43. And Jonathan answered Adonijahu, “truly, our lord King David has made Solomon king.
44. “And the king sent with him Zadok the priest and Nathan the prophet and Benaiahu ben Jehoiada and the Cherethites and the Pelethites and they had him ride upon the king’s mule.
45. “And they anointed him, Zadok the priest and Nathan the prophet, to (be) king at Gihon and they went up from there happily and agitated the city. This is the sound that you heard.
46. “And also Solomon sat on the throne of the kingdom.
47. “And also the servants of the king came to bless our lord King David, saying ‘may your God make the name of your son Solomon greater than your name and increase his throne more than your throne.’ And the king prostrated on his bed.
48. “And thus spoke the king, ‘blessed is Yhwh, Israel’s God, who gave today the one sitting on my throne and my eyes are seeing (it).'”
49. And they trembled and got up, all those who had been called to Adonijahu, and they went, each to his path.
50. And Adonijahu was afraid from before Solomon and he got up and went and grasped the horns of the altar.
51. And it was told to Solomon, saying, “dude! Adonijahu fears King Solomon and, dude! He has grasped the horns of the altar, saying, ‘King Solomon should swear to me just as today that he will not kill his servant with the sword.'”
52. And Solomon said, “if he will be to me a son of honor, nothing will fall from his hair to the ground. But if wickedness is found in him, he will die.”
53. And King Solomon sent and let him be brought down from on the altar and he came and did obeisance to King Solomon. And Solomon said to him, “go to your house!”
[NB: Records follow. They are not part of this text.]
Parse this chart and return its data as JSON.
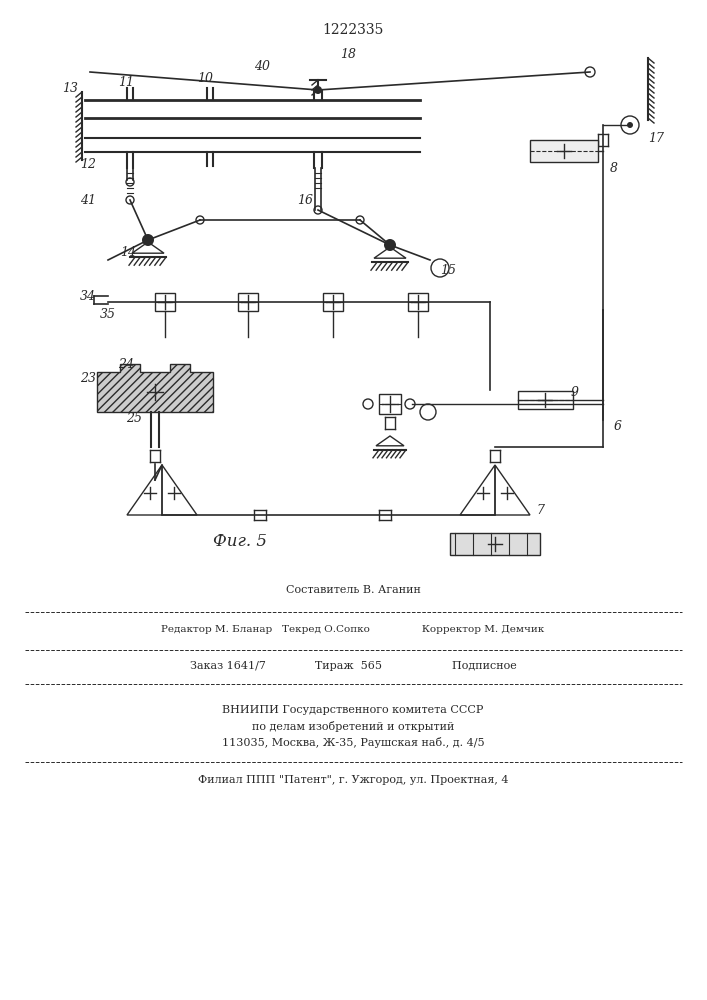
{
  "title": "1222335",
  "fig_label": "Фиг. 5",
  "background_color": "#ffffff",
  "line_color": "#2a2a2a",
  "footer_lines": [
    "Составитель В. Аганин",
    "Редактор М. Бланар   Текред О.Сопко                Корректор М. Демчик",
    "Заказ 1641/7              Тираж  565                    Подписное",
    "ВНИИПИ Государственного комитета СССР",
    "по делам изобретений и открытий",
    "113035, Москва, Ж-35, Раушская наб., д. 4/5",
    "Филиал ППП \"Патент\", г. Ужгород, ул. Проектная, 4"
  ]
}
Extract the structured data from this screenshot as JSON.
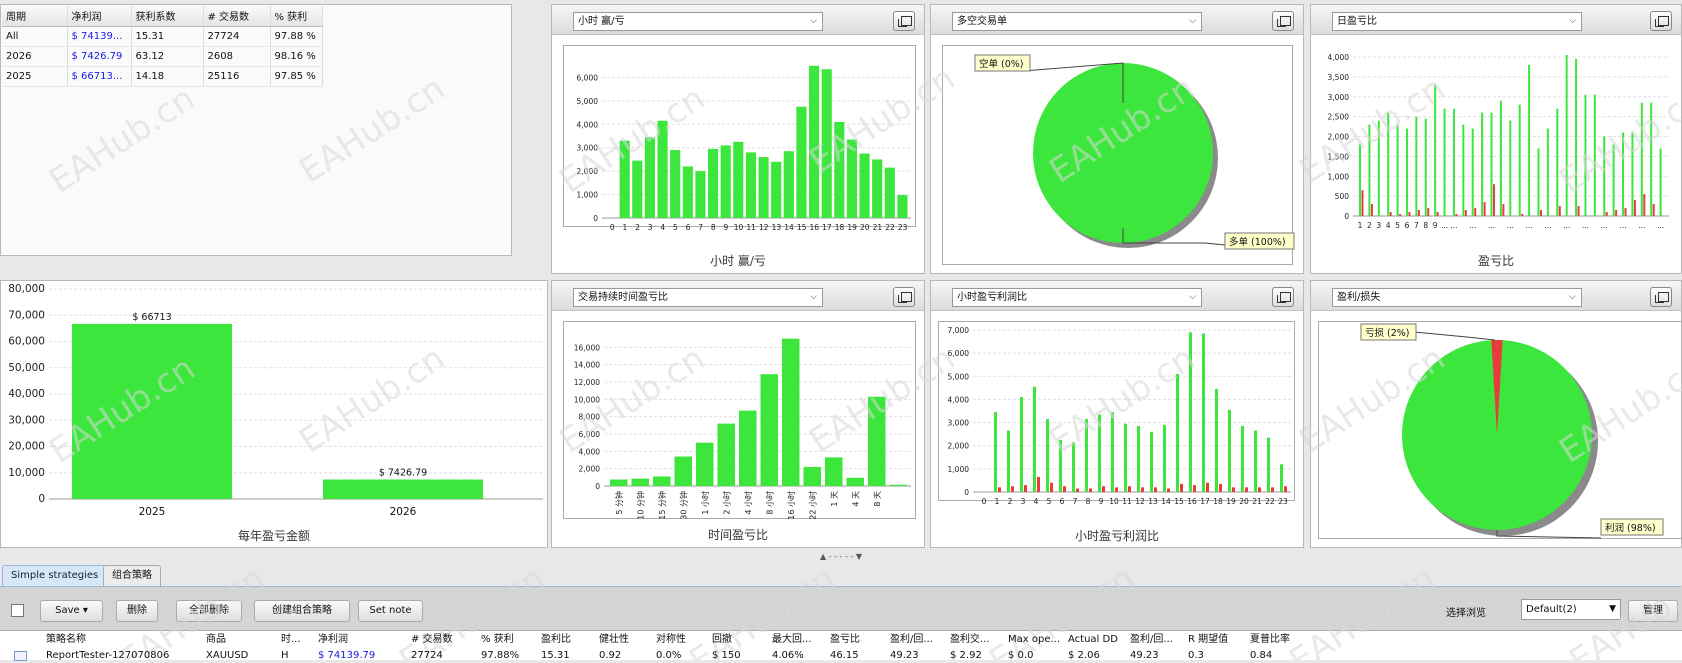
{
  "stats_table": {
    "headers": [
      "周期",
      "净利润",
      "获利系数",
      "# 交易数",
      "% 获利"
    ],
    "rows": [
      {
        "period": "All",
        "net": "$ 74139...",
        "pf": "15.31",
        "trades": "27724",
        "win": "97.88 %"
      },
      {
        "period": "2026",
        "net": "$ 7426.79",
        "pf": "63.12",
        "trades": "2608",
        "win": "98.16 %"
      },
      {
        "period": "2025",
        "net": "$ 66713...",
        "pf": "14.18",
        "trades": "25116",
        "win": "97.85 %"
      }
    ]
  },
  "panels": {
    "hourly": {
      "selector": "小时 赢/亏",
      "title": "小时 赢/亏"
    },
    "longshort": {
      "selector": "多空交易单",
      "short_label": "空单",
      "short_pct": "(0%)",
      "long_label": "多单",
      "long_pct": "(100%)"
    },
    "daily": {
      "selector": "日盈亏比",
      "title": "盈亏比"
    },
    "yearly": {
      "title": "每年盈亏金额"
    },
    "duration": {
      "selector": "交易持续时间盈亏比",
      "title": "时间盈亏比"
    },
    "hourly_profit": {
      "selector": "小时盈亏利润比",
      "title": "小时盈亏利润比"
    },
    "profitloss": {
      "selector": "盈利/损失",
      "loss_label": "亏损",
      "loss_pct": "(2%)",
      "profit_label": "利润",
      "profit_pct": "(98%)"
    }
  },
  "colors": {
    "green": "#3de63d",
    "red": "#e83c3c",
    "accent_blue": "#1a1ae0"
  },
  "chart_data": [
    {
      "type": "bar",
      "name": "hourly",
      "categories": [
        "0",
        "1",
        "2",
        "3",
        "4",
        "5",
        "6",
        "7",
        "8",
        "9",
        "10",
        "11",
        "12",
        "13",
        "14",
        "15",
        "16",
        "17",
        "18",
        "19",
        "20",
        "21",
        "22",
        "23"
      ],
      "values": [
        0,
        3300,
        2450,
        3450,
        4150,
        2900,
        2200,
        2000,
        2950,
        3100,
        3250,
        2800,
        2600,
        2400,
        2850,
        4750,
        6500,
        6350,
        4100,
        3350,
        2750,
        2500,
        2150,
        980
      ],
      "title": "小时 赢/亏",
      "ylim": [
        0,
        7000
      ],
      "yticks": [
        "0",
        "1,000",
        "2,000",
        "3,000",
        "4,000",
        "5,000",
        "6,000"
      ]
    },
    {
      "type": "pie",
      "name": "longshort",
      "labels": [
        "空单",
        "多单"
      ],
      "values": [
        0,
        100
      ]
    },
    {
      "type": "bar",
      "name": "daily",
      "tick_labels": [
        "1",
        "2",
        "3",
        "4",
        "5",
        "6",
        "7",
        "8",
        "9",
        "..."
      ],
      "ylim": [
        0,
        4000
      ],
      "yticks": [
        "0",
        "500",
        "1,000",
        "1,500",
        "2,000",
        "2,500",
        "3,000",
        "3,500",
        "4,000"
      ],
      "title": "盈亏比",
      "series": [
        {
          "values": [
            1800,
            2300,
            2400,
            2600,
            2300,
            2200,
            2500,
            2450,
            3300,
            2700,
            2700,
            2300,
            2200,
            2600,
            2600,
            2900,
            2400,
            2800,
            3800,
            1700,
            2200,
            2700,
            4050,
            3950,
            3050,
            3050,
            2000,
            1800,
            2100,
            2100,
            2850,
            2850,
            1700
          ]
        },
        {
          "values": [
            650,
            300,
            0,
            100,
            50,
            100,
            150,
            200,
            100,
            0,
            50,
            150,
            200,
            350,
            800,
            300,
            0,
            50,
            0,
            150,
            0,
            250,
            0,
            250,
            0,
            0,
            100,
            150,
            200,
            400,
            550,
            300,
            0
          ]
        }
      ]
    },
    {
      "type": "bar",
      "name": "yearly",
      "categories": [
        "2025",
        "2026"
      ],
      "values": [
        66713,
        7426.79
      ],
      "data_labels": [
        "$ 66713",
        "$ 7426.79"
      ],
      "title": "每年盈亏金额",
      "ylim": [
        0,
        80000
      ],
      "yticks": [
        "0",
        "10,000",
        "20,000",
        "30,000",
        "40,000",
        "50,000",
        "60,000",
        "70,000",
        "80,000"
      ]
    },
    {
      "type": "bar",
      "name": "duration",
      "categories": [
        "5 分钟",
        "10 分钟",
        "15 分钟",
        "30 分钟",
        "1 小时",
        "2 小时",
        "4 小时",
        "8 小时",
        "16 小时",
        "22 小时",
        "1 天",
        "4 天",
        "8 天"
      ],
      "values": [
        750,
        850,
        1100,
        3400,
        5000,
        7200,
        8700,
        12900,
        17000,
        2200,
        3300,
        950,
        10300
      ],
      "extra_value_last": 150,
      "title": "时间盈亏比",
      "ylim": [
        0,
        18000
      ],
      "yticks": [
        "0",
        "2,000",
        "4,000",
        "6,000",
        "8,000",
        "10,000",
        "12,000",
        "14,000",
        "16,000"
      ]
    },
    {
      "type": "bar",
      "name": "hourly_profit",
      "categories": [
        "0",
        "1",
        "2",
        "3",
        "4",
        "5",
        "6",
        "7",
        "8",
        "9",
        "10",
        "11",
        "12",
        "13",
        "14",
        "15",
        "16",
        "17",
        "18",
        "19",
        "20",
        "21",
        "22",
        "23"
      ],
      "title": "小时盈亏利润比",
      "ylim": [
        0,
        7000
      ],
      "yticks": [
        "0",
        "1,000",
        "2,000",
        "3,000",
        "4,000",
        "5,000",
        "6,000",
        "7,000"
      ],
      "series": [
        {
          "values": [
            0,
            3450,
            2650,
            4100,
            4550,
            3150,
            2250,
            2150,
            3150,
            3350,
            3450,
            2950,
            2850,
            2600,
            2900,
            5100,
            6900,
            6850,
            4450,
            3550,
            2850,
            2650,
            2350,
            1200
          ]
        },
        {
          "values": [
            0,
            200,
            250,
            300,
            650,
            400,
            250,
            150,
            150,
            250,
            200,
            250,
            200,
            200,
            150,
            350,
            300,
            400,
            350,
            200,
            200,
            200,
            200,
            250
          ]
        }
      ]
    },
    {
      "type": "pie",
      "name": "profitloss",
      "labels": [
        "亏损",
        "利润"
      ],
      "values": [
        2,
        98
      ]
    }
  ],
  "bottom": {
    "splitter": "▲ - - - - - ▼",
    "tabs": [
      "Simple strategies",
      "组合策略"
    ],
    "toolbar": {
      "save": "Save",
      "delete": "删除",
      "delete_all": "全部删除",
      "create_combo": "创建组合策略",
      "set_note": "Set note",
      "browse_label": "选择浏览",
      "browse_value": "Default(2)",
      "manage": "管理"
    },
    "grid_headers": [
      "策略名称",
      "商品",
      "时...",
      "净利润",
      "# 交易数",
      "% 获利",
      "盈利比",
      "健壮性",
      "对称性",
      "回撤",
      "最大回...",
      "盈亏比",
      "盈利/回...",
      "盈利交...",
      "Max ope...",
      "Actual DD",
      "盈利/回...",
      "R 期望值",
      "夏普比率"
    ],
    "grid_row": [
      "ReportTester-127070806",
      "XAUUSD",
      "H",
      "$ 74139.79",
      "27724",
      "97.88%",
      "15.31",
      "0.92",
      "0.0%",
      "$ 150",
      "4.06%",
      "46.15",
      "49.23",
      "$ 2.92",
      "$ 0.0",
      "$ 2.06",
      "49.23",
      "0.3",
      "0.84"
    ]
  },
  "watermark": "EAHub.cn"
}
Cornelis de Vos. The Anointing of Solomon. Ca. 1630. Kunsthistorisches Museum, Vienna. Public Domain. [Wikimedia Commons]

Comments on the Text

Verse 48 opens again with a singular verb and a plural subject, making the syntax somewhat awkward, particularly with the reference to their finishing eating. Why is that relevant? First Adonijahu hears, though it is not clear what. Then Joab hears, and here it is clear: he hears the sounds of horns and, based on his inquiry, the uproar in the city.

In response to this, suddenly and conveniently (from a narrative perspective) the son of the priest allied with Adonijahu arrives from off of the scene. Adonijahu presumes that he will provide an auspicious report of what is going on and inquires what is up.

His response is prompt and initially to the point: King David has made Solomon king. The description of King David as “our lord” can be understood in a variety of ways. Does this mean that Adonijahu never supposed himself a usurper? Is this comment to undercut his position? Is this reference to protect him from people who would want to accuse him of usurpation? No evidence is provided, but it is interesting that here King David is “our lord” to the people assembled around Adonijahu.

Verses 44-45 more or less describe the scene from 38-40. The real change comes in verse 46, which opens a whole passage of material that the reader has thus far heard nothing about other than in Nathan’s plan. This is the first time the reader hears of Solomon sitting on the king’s throne. The ductus of this new material continues in verses 47-48, which include new blessings and speeches from the people involved in Solomon’s accession. Suddenly the king is there and expresses his thanks that he lived to experience this event. After citing the king’s speech, Jonathan concludes his recitation of recent events.

The reaction to this speech is fear and abandonment in vv. 49-50. First Adonijahu is abandoned and then he flees to the altar. This altar probably refers to the one in 2 Sam 24, as no other altar has been mentioned thus far. Presumably Adonijahu thinks he will be safe in front of the altar. While it works in this case, this view is somewhat shortsighted, as will become clear in the next chapter.

The episode concludes with Solomon, now officially called the king (though not exclusively), reacting to Adonijahu in vv. 51-53. Solomon promises only to kill him if wickedness is found in him. The reader knows what this means and this expectation is fulfilled in the next chapter. With this, power has now officially transferred from David to Solomon. It should have been David as king who reacted to Adonijahu, but this task is left to Solomon. David never says anything about it in the biblical story before his death. He never mentions this episode with Adonijahu. David only does two more things in this recounting of his reign before Solomon ultimately takes over: 1) he admonishes Solomon and 2) dies.